April 20, 2016 – The study appears in the first issue of the journal JAMA Cardiology.
Patients with non–ST-segment elevation acute coronary syndrome (NSTE ACS) are at varying degrees of risk for sudden cardiac death (SCD). Risk-stratification tools can be useful in identifying NSTE ACS patients who are at particularly high risk.
That is the finding of a study published in the inaugural issue of JAMA Cardiology, a new cardiovascular journal. The study was conducted by the DCRI’s Daniel M. Wojdyla, MS; Sana M. Al-Khatib, MD, MHS; Yuliya Lokhnygina, PhD; Matthew T. Roe, MD, MHS; E. Magnus Ohman, MD; John H. Alexander, MD, MHS; Jonathan P. Piccini, MD, MHS; Pierluigi Tricoci, MD, PhD, MHS, (pictured) and colleagues from other institutions.
Although medical advances have lowered the overall number of coronary heart disease-related deaths in recent decades, rates of sudden cardiac death have remained largely unchanged. The first step to managing care and preventing SCD for these patients is understanding the relative risk for each one.

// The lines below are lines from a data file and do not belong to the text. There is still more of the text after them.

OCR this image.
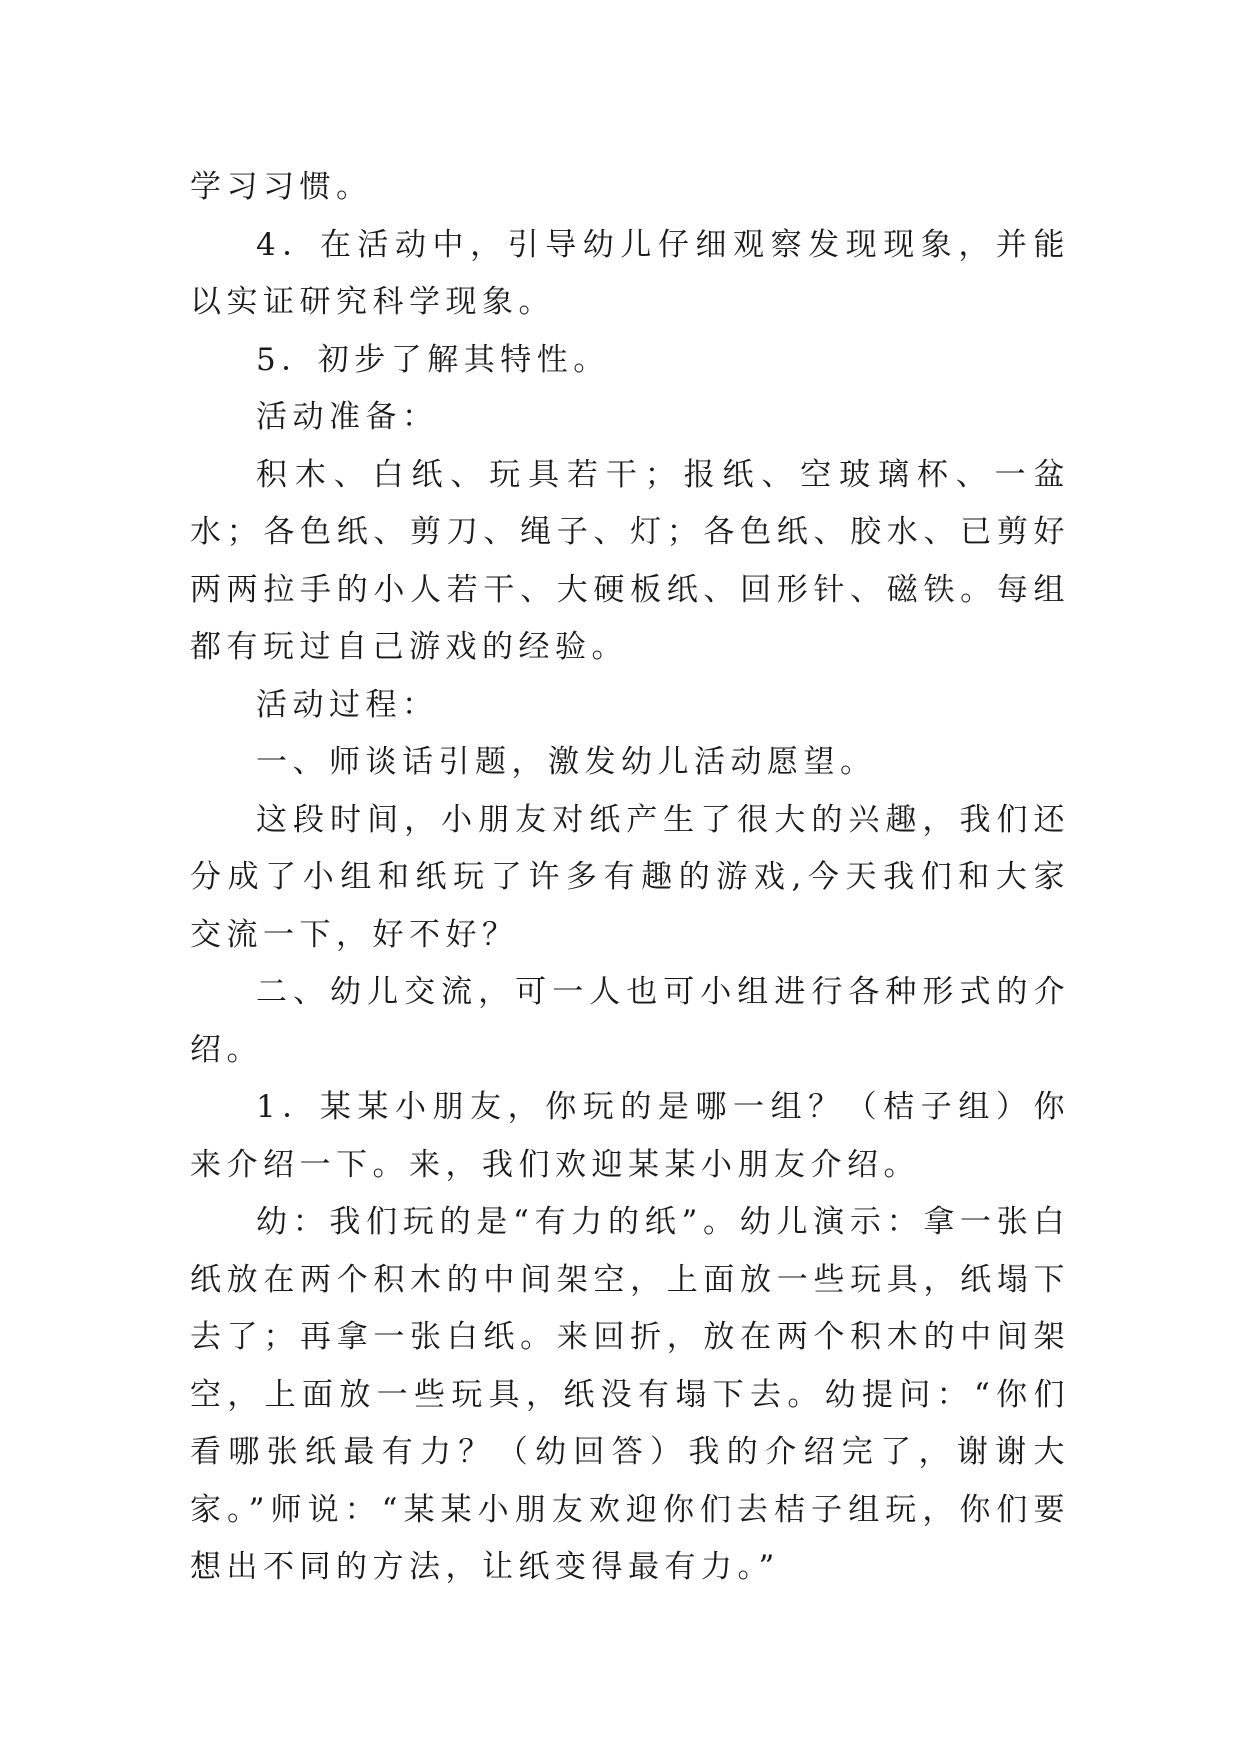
学习习惯。

4．在活动中，引导幼儿仔细观察发现现象，并能以实证研究科学现象。

5．初步了解其特性。

活动准备：

积木、白纸、玩具若干；报纸、空玻璃杯、一盆水；各色纸、剪刀、绳子、灯；各色纸、胶水、已剪好两两拉手的小人若干、大硬板纸、回形针、磁铁。每组都有玩过自己游戏的经验。

活动过程：

一、师谈话引题，激发幼儿活动愿望。

这段时间，小朋友对纸产生了很大的兴趣，我们还分成了小组和纸玩了许多有趣的游戏,今天我们和大家交流一下，好不好？

二、幼儿交流，可一人也可小组进行各种形式的介绍。

1．某某小朋友，你玩的是哪一组？（桔子组）你来介绍一下。来，我们欢迎某某小朋友介绍。

幼：我们玩的是“有力的纸”。幼儿演示：拿一张白纸放在两个积木的中间架空，上面放一些玩具，纸塌下去了；再拿一张白纸。来回折，放在两个积木的中间架空，上面放一些玩具，纸没有塌下去。幼提问：“你们看哪张纸最有力？（幼回答）我的介绍完了，谢谢大家。”师说：“某某小朋友欢迎你们去桔子组玩，你们要想出不同的方法，让纸变得最有力。”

To better understand how to gauge the risk of SCD in NSTE ACS patients, the researchers analyzed data from four randomized clinical trials that enrolled such patients: the Study of Platelet Inhibition and Patient Outcomes (PLATO), Apixaban for Prevention of Acute Ischemic Events 2 (APPRAISE-2),Thrombin Receptor Antagonist for Clinical Event Reduction in Acute Coronary Syndrome (TRACER), and Targeted Platelet Inhibition to Clarify the Optimal Strategy to Medically Manage Acute Coronary Syndromes (TRILOGY ACS).
In this study, the researchers examined the cumulative incidence of SCD and cardiovascular death according to time after NSTE ACS among patients in these four studies. In total, they analyzed data from more than 37,500 patients.
Their analysis revealed that among 37,555 patients, 2,109 deaths occurred after a median follow-up of 12.1 months. Of these deaths, 1,640 were classified as cardiovascular; of the cardiovascular deaths, 513 (31.3 percent) were classified as sudden. The researchers also identified several factors associated with an increased risk of SCD: reduced left ventricular ejection fraction (LVEF), older age, diabetes mellitus, lower creatinine clearance, higher heart rate, prior myocardial infarction, peripheral artery disease, Asian race, and male sex.
Conditions and events that happened after the initial presentation with ACS, in particular recurrent heart attack and rehospitalization, were also associated with the risk of subsequent SCD.
These findings could be useful in constructing a risk stratification tool for NSTE ACS patients, the researchers concluded. Such a tool would be helpful for both research and clinical care purposes.